Here's another tip from my own School of Hard Knocks. Before he starts therapy, probably about at next week's appointment would be wise, your husband should get another PSA test from the same lab/same test as on May 2, and with no romance, bicycle riding or horseback riding for a couple of days before. That will give you and your husband a fairly good idea of an important statistic: the PSA doubling time (PSADT). I started treatment within about three weeks of my first ever PSA test and never was able to determine my baseline PSADT. That statistic can be tied in to a number of research studies that bear on our prospects and tactics/strategies for managing our cases. It's particularly helpful if you know the PSA velocity in the year prior to diagnosis: if it's 2.0 or less, that indicates a case that is less challenging than it would otherwise appear, and vice versa. Even if you don't know about the year prior PSA, as seems likely as your husband was overdue for a physical, knowing the PSADT and projecting for a year at this time would probably enable you to judge what group he falls in. IF
the cancer is clearly contained in the prostate, which regretably is unlikely in your husband's circumstances but still possible for a minority of patients with Gleason 9 disease and a PSA over 10 (compare to cases in the "Partin Tables"), then a local attempt at cure could still be possible and reasonable, most likely with other therapy (such as hormonal therapy) as a backup. Even if it is not contained, a local therapy might be advisable to knock down the cancer as much as possible, but that call is harder to make, as you have to consider how much it is worth in view of likely side effects. I went straight by local therapies to hormonal blockade and have done well, but without a real shot at a cure.
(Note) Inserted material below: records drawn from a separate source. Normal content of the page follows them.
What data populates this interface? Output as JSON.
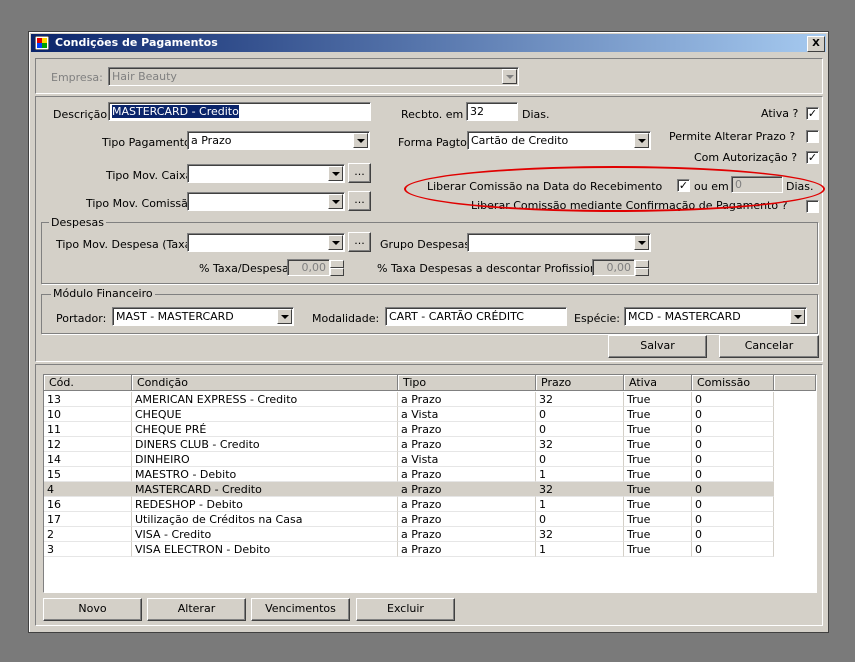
{
  "window": {
    "title": "Condições de Pagamentos",
    "close_label": "X"
  },
  "empresa": {
    "label": "Empresa:",
    "value": "Hair Beauty"
  },
  "form": {
    "descricao_label": "Descrição:",
    "descricao_value": "MASTERCARD - Credito",
    "recbto_label": "Recbto. em",
    "recbto_value": "32",
    "dias_label": "Dias.",
    "ativa_label": "Ativa ?",
    "tipo_pagamento_label": "Tipo Pagamento:",
    "tipo_pagamento_value": "a Prazo",
    "forma_pagto_label": "Forma Pagto.:",
    "forma_pagto_value": "Cartão de Credito",
    "permite_alterar_label": "Permite Alterar Prazo ?",
    "com_autorizacao_label": "Com Autorização ?",
    "tipo_mov_caixa_label": "Tipo Mov. Caixa:",
    "tipo_mov_comissao_label": "Tipo Mov. Comissão:",
    "ellipsis": "...",
    "liberar_data_label": "Liberar Comissão na Data do Recebimento",
    "ou_em_label": "ou em",
    "ou_em_value": "0",
    "dias2_label": "Dias.",
    "liberar_confirm_label": "Liberar Comissão mediante Confirmação de Pagamento ?"
  },
  "despesas": {
    "title": "Despesas",
    "tipo_mov_label": "Tipo Mov. Despesa (Taxa):",
    "grupo_label": "Grupo Despesas:",
    "taxa_label": "% Taxa/Despesa:",
    "taxa_value": "0,00",
    "taxa_prof_label": "% Taxa Despesas a descontar Profissional:",
    "taxa_prof_value": "0,00"
  },
  "financeiro": {
    "title": "Módulo Financeiro",
    "portador_label": "Portador:",
    "portador_value": "MAST - MASTERCARD",
    "modalidade_label": "Modalidade:",
    "modalidade_value": "CART - CARTÃO CRÉDITC",
    "especie_label": "Espécie:",
    "especie_value": "MCD - MASTERCARD"
  },
  "buttons": {
    "salvar": "Salvar",
    "cancelar": "Cancelar",
    "novo": "Novo",
    "alterar": "Alterar",
    "vencimentos": "Vencimentos",
    "excluir": "Excluir"
  },
  "grid": {
    "headers": [
      "Cód.",
      "Condição",
      "Tipo",
      "Prazo",
      "Ativa",
      "Comissão"
    ],
    "rows": [
      [
        "13",
        "AMERICAN EXPRESS - Credito",
        "a Prazo",
        "32",
        "True",
        "0"
      ],
      [
        "10",
        "CHEQUE",
        "a Vista",
        "0",
        "True",
        "0"
      ],
      [
        "11",
        "CHEQUE PRÉ",
        "a Prazo",
        "0",
        "True",
        "0"
      ],
      [
        "12",
        "DINERS CLUB - Credito",
        "a Prazo",
        "32",
        "True",
        "0"
      ],
      [
        "14",
        "DINHEIRO",
        "a Vista",
        "0",
        "True",
        "0"
      ],
      [
        "15",
        "MAESTRO - Debito",
        "a Prazo",
        "1",
        "True",
        "0"
      ],
      [
        "4",
        "MASTERCARD - Credito",
        "a Prazo",
        "32",
        "True",
        "0"
      ],
      [
        "16",
        "REDESHOP - Debito",
        "a Prazo",
        "1",
        "True",
        "0"
      ],
      [
        "17",
        "Utilização de Créditos na Casa",
        "a Prazo",
        "0",
        "True",
        "0"
      ],
      [
        "2",
        "VISA - Credito",
        "a Prazo",
        "32",
        "True",
        "0"
      ],
      [
        "3",
        "VISA ELECTRON - Debito",
        "a Prazo",
        "1",
        "True",
        "0"
      ]
    ]
  },
  "checks": {
    "ativa": "✓",
    "permite_alterar": "",
    "com_autorizacao": "✓",
    "liberar_data": "✓",
    "liberar_confirm": ""
  }
}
"Medical oncologists" are the class of doctor most experienced with non-local therapies, and it would be a good thing to ask your husband's urologist if he can recommend one who is experienced with prostate cancer in order to get that viewpoint, and perhaps to take over management of your husband's case. From my viewpoint, most urologists are just not as effective in dealing with challenging cases as medical oncologists.
There's another wonderful book that is especially good for those of us facing difficult cases: "Beating Prostate Cancer - Hormonal Therapy & Diet," by Dr. Charles Myers, MD. It starts out with a section on the importance of hope and optimism, and that is what most of us need, at the beginning more than ever. It covers many key topics, and it includes awesome success stories for some men with horrible cases - PSAs in the thousands. It is also easy to read. (It helps that Dr. Myers has and is facing his own challenging case of metastatic prostate cancer, diagnosed in 1999; he's doing very well.)
I hope this helps. Both of you hang in there and keep your spirits up!
Originally Posted by MyDan
This is my first time on the message board - I've read the rules but please bear with me if some of this has been covered already. Today the doctors told us that my husband has prostate cancer. He was in for a regular physical May 2nd (after not having one for 5 years). He had been complaining of a lower back ache for over a month but we put if off to his job (heavy equipment operator). His PSA level was 44.4. We saw a urologist on May 13th for a biopsy (8 samples) and today we were told his Gleason grade is 9. We had a CT scan and bone scan today but haven't gotten results yet. On May 29th we have a consultation with his urologist again - can anyone tell me what to expect or any ideas on what lies ahead for us?
Thanks in advance for any help you can provide - My Dan is only 56.